For example, we live in a two-tiered credit system wherein mainstream financial services are available for generally whiter, wealthier populations. The second tier of fringe financial services offers higher-cost and higher-risk products to generally lower-income and communities of color. Having developed math and critical thinking skills allows you to see how these systems affect you on a individual level but also across neighborhoods as wealth and equity is sapped due to the higher cost of being poor.

So I would agree that we need good teachers and more resources in under-funded schools, but that would not necessarily lead to math-for-liberation if those same teachers are not allowed to think critically about social justice issues in the classroom.

re: Reframing the Question

Posted by Jonathan Osler at 2008-03-19 18:38
I would like to take the opportunity to thank the folks who organized this online panel, and to say that I'm deeply honored to be a participant. I also want to state that I am a white, middle class man.

A quick response to the first question: While I feel that my official answer would be D (all of the above), I also want to state that am very interested not only in the ways that mathematics can be used to access college/jobs, but also in the ways it can be used to create social/economic changes. Having a mathematical analysis/framework seems critical for folks trying to make new laws and policies; mathematics can help grassroots organizers make strategic campaign decisions; mathematics can help demographers construct maps and crunch data to expose inequities to a mass audience. These are skills that I think our young people must be equipped with if they wish to fight for social 'justice'.

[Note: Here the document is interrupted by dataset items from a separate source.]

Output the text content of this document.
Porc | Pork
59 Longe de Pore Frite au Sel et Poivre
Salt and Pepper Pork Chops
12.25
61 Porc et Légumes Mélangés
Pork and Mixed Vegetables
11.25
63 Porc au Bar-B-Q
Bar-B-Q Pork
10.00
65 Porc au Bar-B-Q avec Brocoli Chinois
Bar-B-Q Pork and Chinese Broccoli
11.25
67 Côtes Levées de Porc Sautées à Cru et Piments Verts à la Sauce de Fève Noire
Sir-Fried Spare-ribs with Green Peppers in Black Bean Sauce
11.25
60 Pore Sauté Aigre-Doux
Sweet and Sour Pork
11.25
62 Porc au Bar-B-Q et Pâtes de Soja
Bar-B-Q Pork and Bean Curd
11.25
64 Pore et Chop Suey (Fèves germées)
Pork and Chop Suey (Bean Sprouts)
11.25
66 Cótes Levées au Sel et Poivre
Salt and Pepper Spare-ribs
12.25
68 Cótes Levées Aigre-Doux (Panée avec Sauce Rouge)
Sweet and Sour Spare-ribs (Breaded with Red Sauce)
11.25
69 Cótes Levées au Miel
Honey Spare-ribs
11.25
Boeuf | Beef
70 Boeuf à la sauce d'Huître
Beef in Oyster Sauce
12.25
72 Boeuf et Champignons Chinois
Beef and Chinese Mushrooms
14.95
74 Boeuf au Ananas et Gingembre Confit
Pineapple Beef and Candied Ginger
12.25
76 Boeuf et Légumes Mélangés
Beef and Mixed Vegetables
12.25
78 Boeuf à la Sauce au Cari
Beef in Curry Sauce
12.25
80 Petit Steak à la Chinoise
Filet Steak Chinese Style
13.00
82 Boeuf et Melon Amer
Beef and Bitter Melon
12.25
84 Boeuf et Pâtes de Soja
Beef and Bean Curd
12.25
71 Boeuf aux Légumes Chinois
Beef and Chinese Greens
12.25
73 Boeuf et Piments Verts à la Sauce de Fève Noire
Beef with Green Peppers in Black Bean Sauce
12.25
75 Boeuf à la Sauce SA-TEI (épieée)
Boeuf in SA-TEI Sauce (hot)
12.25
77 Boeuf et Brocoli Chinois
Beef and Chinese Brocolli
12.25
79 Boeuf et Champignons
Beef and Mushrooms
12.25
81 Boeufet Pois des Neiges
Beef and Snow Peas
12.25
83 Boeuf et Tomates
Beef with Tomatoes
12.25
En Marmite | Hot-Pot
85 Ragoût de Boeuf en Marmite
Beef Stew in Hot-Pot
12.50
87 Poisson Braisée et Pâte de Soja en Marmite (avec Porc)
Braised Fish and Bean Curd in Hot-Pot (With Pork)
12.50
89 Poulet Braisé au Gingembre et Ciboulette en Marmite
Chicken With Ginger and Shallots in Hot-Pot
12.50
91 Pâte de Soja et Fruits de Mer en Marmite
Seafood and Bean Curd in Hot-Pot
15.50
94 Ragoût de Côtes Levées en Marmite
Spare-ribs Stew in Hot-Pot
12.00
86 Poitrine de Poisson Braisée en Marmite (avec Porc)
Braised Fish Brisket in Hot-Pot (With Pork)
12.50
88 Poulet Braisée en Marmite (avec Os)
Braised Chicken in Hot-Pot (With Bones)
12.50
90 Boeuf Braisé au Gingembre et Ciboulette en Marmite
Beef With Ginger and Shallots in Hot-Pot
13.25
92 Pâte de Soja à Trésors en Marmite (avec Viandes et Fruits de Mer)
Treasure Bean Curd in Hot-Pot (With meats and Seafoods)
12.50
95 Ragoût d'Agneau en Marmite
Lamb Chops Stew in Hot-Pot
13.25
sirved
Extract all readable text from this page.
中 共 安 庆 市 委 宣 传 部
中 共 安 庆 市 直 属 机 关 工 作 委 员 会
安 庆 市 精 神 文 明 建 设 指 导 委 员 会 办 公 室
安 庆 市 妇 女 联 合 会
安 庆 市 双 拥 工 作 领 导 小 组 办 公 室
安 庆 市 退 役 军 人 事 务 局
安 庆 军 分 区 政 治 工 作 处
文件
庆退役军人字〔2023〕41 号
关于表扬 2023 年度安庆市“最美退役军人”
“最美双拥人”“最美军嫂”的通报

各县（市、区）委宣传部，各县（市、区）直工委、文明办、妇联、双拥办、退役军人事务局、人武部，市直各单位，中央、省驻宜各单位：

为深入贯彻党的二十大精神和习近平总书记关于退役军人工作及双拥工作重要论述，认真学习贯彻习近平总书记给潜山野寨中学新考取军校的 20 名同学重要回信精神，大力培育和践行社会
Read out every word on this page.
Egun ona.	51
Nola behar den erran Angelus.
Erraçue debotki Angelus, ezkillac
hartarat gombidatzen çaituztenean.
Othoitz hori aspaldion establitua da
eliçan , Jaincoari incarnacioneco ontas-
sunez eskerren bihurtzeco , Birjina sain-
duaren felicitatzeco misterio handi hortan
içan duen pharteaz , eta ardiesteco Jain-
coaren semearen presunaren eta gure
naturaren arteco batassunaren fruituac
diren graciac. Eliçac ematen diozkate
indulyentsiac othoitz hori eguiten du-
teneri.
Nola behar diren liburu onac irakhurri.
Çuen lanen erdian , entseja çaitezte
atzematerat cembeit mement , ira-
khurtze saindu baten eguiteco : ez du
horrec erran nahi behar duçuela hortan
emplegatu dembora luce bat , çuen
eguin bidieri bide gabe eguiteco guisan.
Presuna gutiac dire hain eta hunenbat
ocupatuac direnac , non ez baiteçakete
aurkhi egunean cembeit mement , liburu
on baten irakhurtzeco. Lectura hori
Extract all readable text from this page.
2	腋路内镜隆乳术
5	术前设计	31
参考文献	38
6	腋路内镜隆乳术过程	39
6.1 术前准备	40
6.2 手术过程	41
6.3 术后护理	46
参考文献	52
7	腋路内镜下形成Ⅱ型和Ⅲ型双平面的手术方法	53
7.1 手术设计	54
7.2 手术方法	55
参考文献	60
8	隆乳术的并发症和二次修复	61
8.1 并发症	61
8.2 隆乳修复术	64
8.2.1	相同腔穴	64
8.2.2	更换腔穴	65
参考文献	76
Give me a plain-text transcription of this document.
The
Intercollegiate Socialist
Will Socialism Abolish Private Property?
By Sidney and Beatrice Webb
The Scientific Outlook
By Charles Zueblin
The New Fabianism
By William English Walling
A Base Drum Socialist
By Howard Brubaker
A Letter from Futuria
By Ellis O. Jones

To the second question... There are obviously many exceptions to what I'm about to write. With that said, I feel that many of our teachers believe that our nation's poor youth of color are less smart and less capable of doing well in school, biases that are exacerbated by the rhetoric about the so-called 'achievement gap'. As a result, many teachers feel that to "correct" this problem, poor students and students of color must be taught "procedural math". On the contrary, because of teacher bias that white, middle class students are inherently smarter/better at school, these students are encouraged to "think" and "problem solve". This dynamic results in two very different, unequal learning environments.

maths and social justice in London

Posted by ben raikes at 2008-03-19 21:59
Greeting everyone. I am a primary school teacher in Hackney, London. I teach year 6, which is means 10 and 11 year olds. I have been very interested to read the discussion so far. I confess that I hadn't spent much time thinking about the direct connections between social justice and maths, other than in sense A, that poor kids need good teachers.

I had heard of Bob Moses work on the Algebra project, and I was struck by the idea that giving working class children an education in algebra, a form of abstraction, was equivalent to his work registering share croppers.
The ability to abstract, to think in code, to manipulate code, was the key skill in the computer age. I wonder if I have understood you idea correctly Bob?

In my work, I'm intrigued by what goes on in children's minds. What is the nature of their relationship with the curriculum and their teachers. This old chestnut. "Tony is a shepherd. He has 6 sheep and 9 goats. How old is he?" Have you tried it? You get answers that reflect all the different operations you can use with 6 and 9. So, 15, 54, 69, 96`(less often) etc. Very few say, "What are you talking about!"

I think this says something important about working class kids and their sense of schooling. What it means. Whether it is supposed to make sense. Would middle class children do the same? I wonder.


Is it civics or math?

Posted by Moderator at 2008-03-19 22:07
In response to the way Saara, Jonathan and Patricia are framing math and social justice, it seems like usually the disucssions and learning about social justice issues tend to take place in social studies classes or history classes or civics classes. Are there any particular challenges to marrying math and social justice? Is there time in a math classroom to deal effectively with both the math and the broader social issue? In your experience how prepared are math teachers generally to deal with issues like economic inequality or standardized testing as math problems?

Is it civics or math

Posted by ben raikes at 2008-03-19 22:27
Well I think it's possible to make all your maths teaching ABOUT social justice ie "let's look at this bar graph about per capita incomes around the world. Who earns more, the person in Holland or the person in Bangladesh?" etc. But in primary school, I'm more interested in trying to create an atmosphere where children believe that education is MEANINGFUL. That they are meaning makers. Critical thinkers. Engaged. My belief is that this is best done through good, thorough teaching in a friendly, serious atmosphere. Where children's understanding is regularly assessed and misconceptions corrected.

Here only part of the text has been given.